Finding a decent place to live is one of America’s most troubling and enduring problems. Lately the press has been laying it out in spades, city by city, state by state. Some towns have actually been putting their backs into creating solutions.
But rarely in Connecticut.
Our Home Rule law pretty much allows towns to “maintain their character” by strictly controlling multifamily housing if they so desire. Most of the rich ones do so. This is one reason our cherished state is so “leafy.” People who cannot afford to own property with trees are invited to live somewhere else. Where? Don’t ask.
Some years ago in a fit of humanity the General Assembly tried to correct this problem.
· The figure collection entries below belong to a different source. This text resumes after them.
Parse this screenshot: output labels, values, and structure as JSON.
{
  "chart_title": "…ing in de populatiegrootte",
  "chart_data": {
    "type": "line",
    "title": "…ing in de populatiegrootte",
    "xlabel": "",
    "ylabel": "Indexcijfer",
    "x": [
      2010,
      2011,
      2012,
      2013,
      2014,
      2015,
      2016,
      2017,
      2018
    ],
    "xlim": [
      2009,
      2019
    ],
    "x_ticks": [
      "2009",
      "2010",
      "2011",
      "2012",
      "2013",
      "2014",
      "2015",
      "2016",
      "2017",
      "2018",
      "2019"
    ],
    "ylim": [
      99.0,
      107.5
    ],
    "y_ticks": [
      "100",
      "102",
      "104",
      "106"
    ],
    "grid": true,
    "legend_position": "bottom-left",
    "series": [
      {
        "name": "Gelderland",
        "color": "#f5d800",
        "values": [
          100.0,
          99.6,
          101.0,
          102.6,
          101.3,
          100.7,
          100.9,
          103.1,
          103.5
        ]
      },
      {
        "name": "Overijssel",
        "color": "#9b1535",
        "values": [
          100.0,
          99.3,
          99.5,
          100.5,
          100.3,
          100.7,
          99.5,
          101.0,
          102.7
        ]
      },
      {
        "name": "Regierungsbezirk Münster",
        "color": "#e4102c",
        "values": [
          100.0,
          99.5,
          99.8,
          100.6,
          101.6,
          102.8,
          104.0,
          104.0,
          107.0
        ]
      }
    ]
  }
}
It passed a famous law, 8-30g (OK, famous if you live in a suburb under its litigation). That law told towns if they did not see to it that 10% of their housing units were affordable (according to careful definitions), then a developer could legally apply to build a project which bypassed their sacred density requirements and sue the town if denied. Naturally the health, safety, traffic and environmental stuff would still apply.
This scheme might have been called the Nuclear Option. It was a very explosive law. Dockets have not exactly been crammed with such cases, but there have been a lot. Some commendable projects have actually been built under its duress. Other suits have failed. Still other successful applicants have whipped off their masks of good will and offered to sell their court-approved sites to the town itself for an outrageous profit. Some such outflanked towns have chosen to pay the tribute and make the disputed property into a park or something else. In the end the number of new units completed under the law has been small.
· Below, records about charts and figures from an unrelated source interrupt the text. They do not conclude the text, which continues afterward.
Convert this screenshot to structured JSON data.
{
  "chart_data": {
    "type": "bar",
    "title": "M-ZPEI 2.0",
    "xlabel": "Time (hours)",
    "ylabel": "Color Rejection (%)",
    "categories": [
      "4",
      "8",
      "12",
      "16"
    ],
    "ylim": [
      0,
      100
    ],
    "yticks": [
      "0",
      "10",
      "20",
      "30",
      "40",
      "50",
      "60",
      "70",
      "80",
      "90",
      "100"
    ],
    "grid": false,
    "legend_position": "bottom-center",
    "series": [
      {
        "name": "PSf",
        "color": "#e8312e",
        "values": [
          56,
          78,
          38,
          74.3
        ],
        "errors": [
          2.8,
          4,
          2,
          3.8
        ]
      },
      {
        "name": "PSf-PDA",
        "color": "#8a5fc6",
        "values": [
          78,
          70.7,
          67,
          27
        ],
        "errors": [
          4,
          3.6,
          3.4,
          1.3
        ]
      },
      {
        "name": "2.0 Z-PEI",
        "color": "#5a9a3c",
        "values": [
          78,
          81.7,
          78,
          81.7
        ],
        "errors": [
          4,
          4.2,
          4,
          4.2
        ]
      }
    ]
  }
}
Plainly the state needs a new model, maybe one based more on small arms fire rather than nukes. So let’s start small with the ECS, that state education grant which each town receives every year based on a truly algorithmic formula of need. Poor towns get a lot, rich towns, not so much. But every town gets something. Now let’s say that the state decides to condition this automatic annual grant on each town’s performance under the housing law that already says it must make sure that 10% of its units be affordable. Nothing complicated, you understand. Just that if only 1% of Filchburg is affordable, it only gets 10% of its grant. If 3.6% is affordable, then it gets 40% of its grant, and so on up to 10% affordable whereupon it gets the whole package.
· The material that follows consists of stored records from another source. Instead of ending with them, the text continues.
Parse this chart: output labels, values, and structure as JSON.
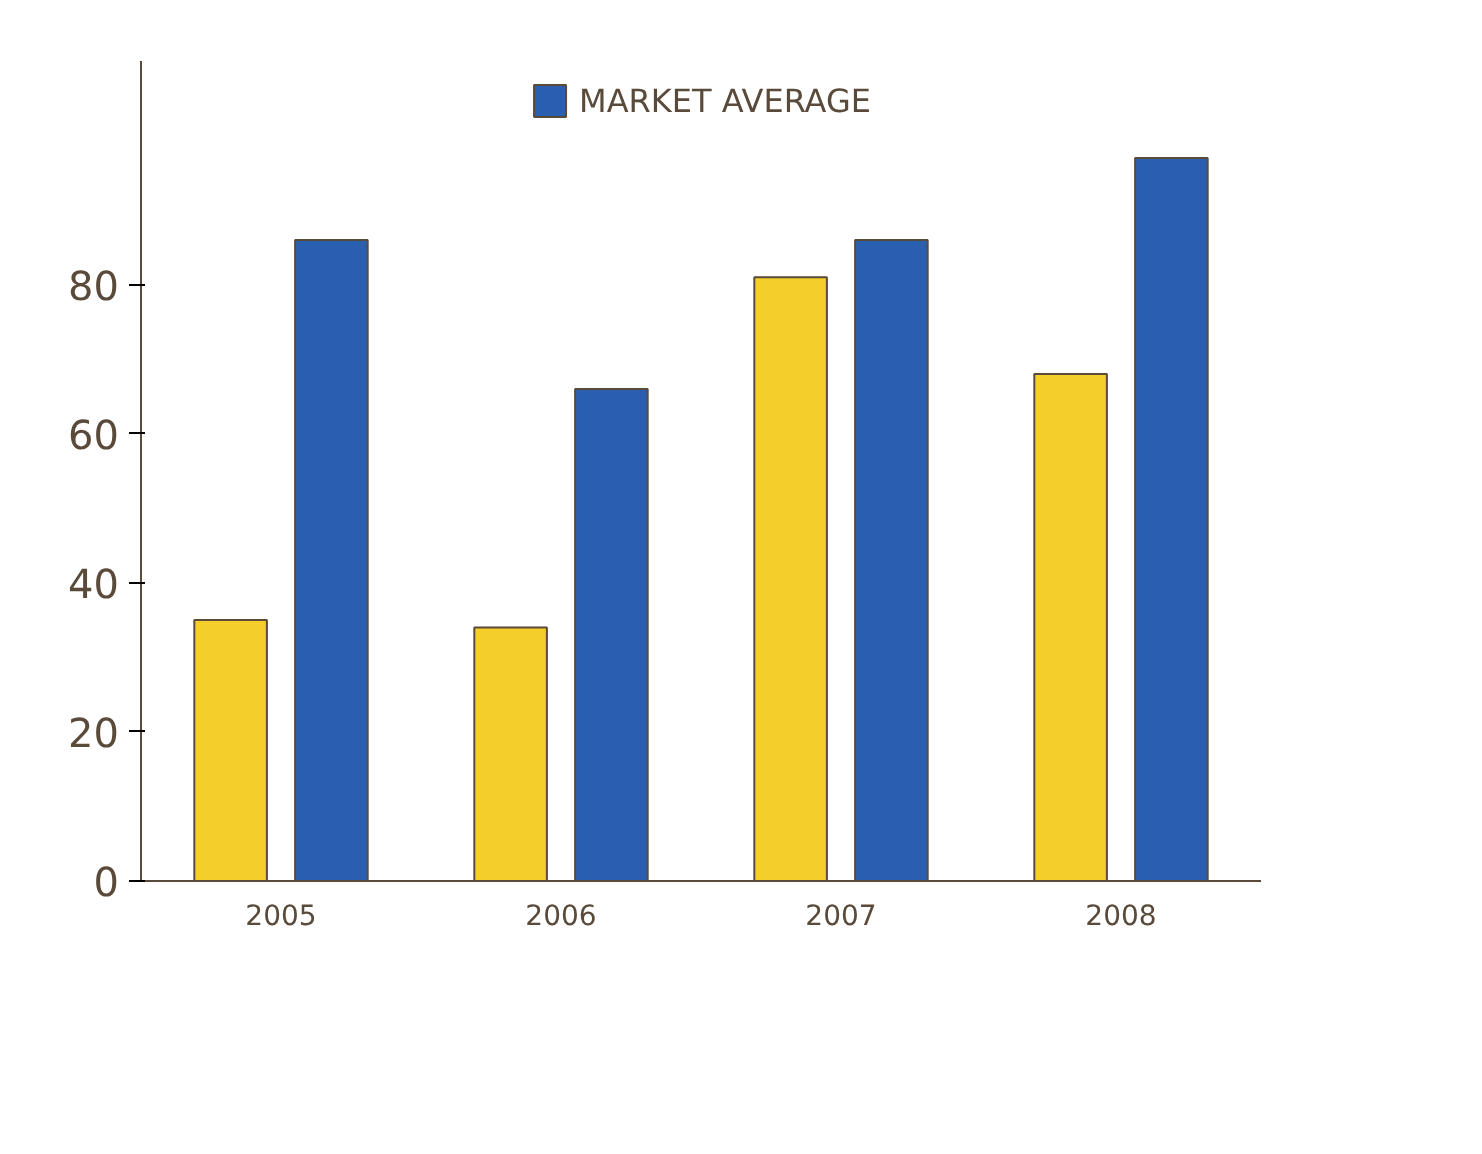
{
  "chart_data": {
    "type": "bar",
    "categories": [
      "2005",
      "2006",
      "2007",
      "2008"
    ],
    "series": [
      {
        "color": "#f4cf2c",
        "values": [
          35,
          34,
          81,
          68
        ]
      },
      {
        "name": "MARKET AVERAGE",
        "color": "#2a5fb0",
        "values": [
          86,
          66,
          86,
          97
        ]
      }
    ],
    "ylim": [
      0,
      110
    ],
    "yticks": [
      0,
      20,
      40,
      60,
      80
    ],
    "grid": false,
    "legend": "top"
  }
}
Since the exclusionary towns don’t get that big a grant anyway, this loss would not be horrific if they decided forgo it. On the other hand it would put a very specific price tag, typically $400-500,000, on the luxury of excluding poorer people, and local citizens could make up their minds if they wanted to continue to pay. Money withheld would go into a state pot for affordable housing tax credits, always in demand. And if this penalty were not stern enough we could begin to look into withholding a portion of the state’s contribution to the local teacher retirement account
Nor would good old 8-30g be extinguished. This new proposal would simply add an additional sanction for a town to be its brother’s keeper. Also as towns gradually did the right thing and built some units, they could mount a more credible court defense against assertive developers under 8-30g. And in the end, as in a Bollywood movie, the whole cast would dance down the street because enough (well, maybe not quite) units had been built to accommodate ill-housed Nutmeggers who are suffering so much today.
So let’s all take a deep breath and DO something.
Bill Collins is a former Mayor of Norwalk.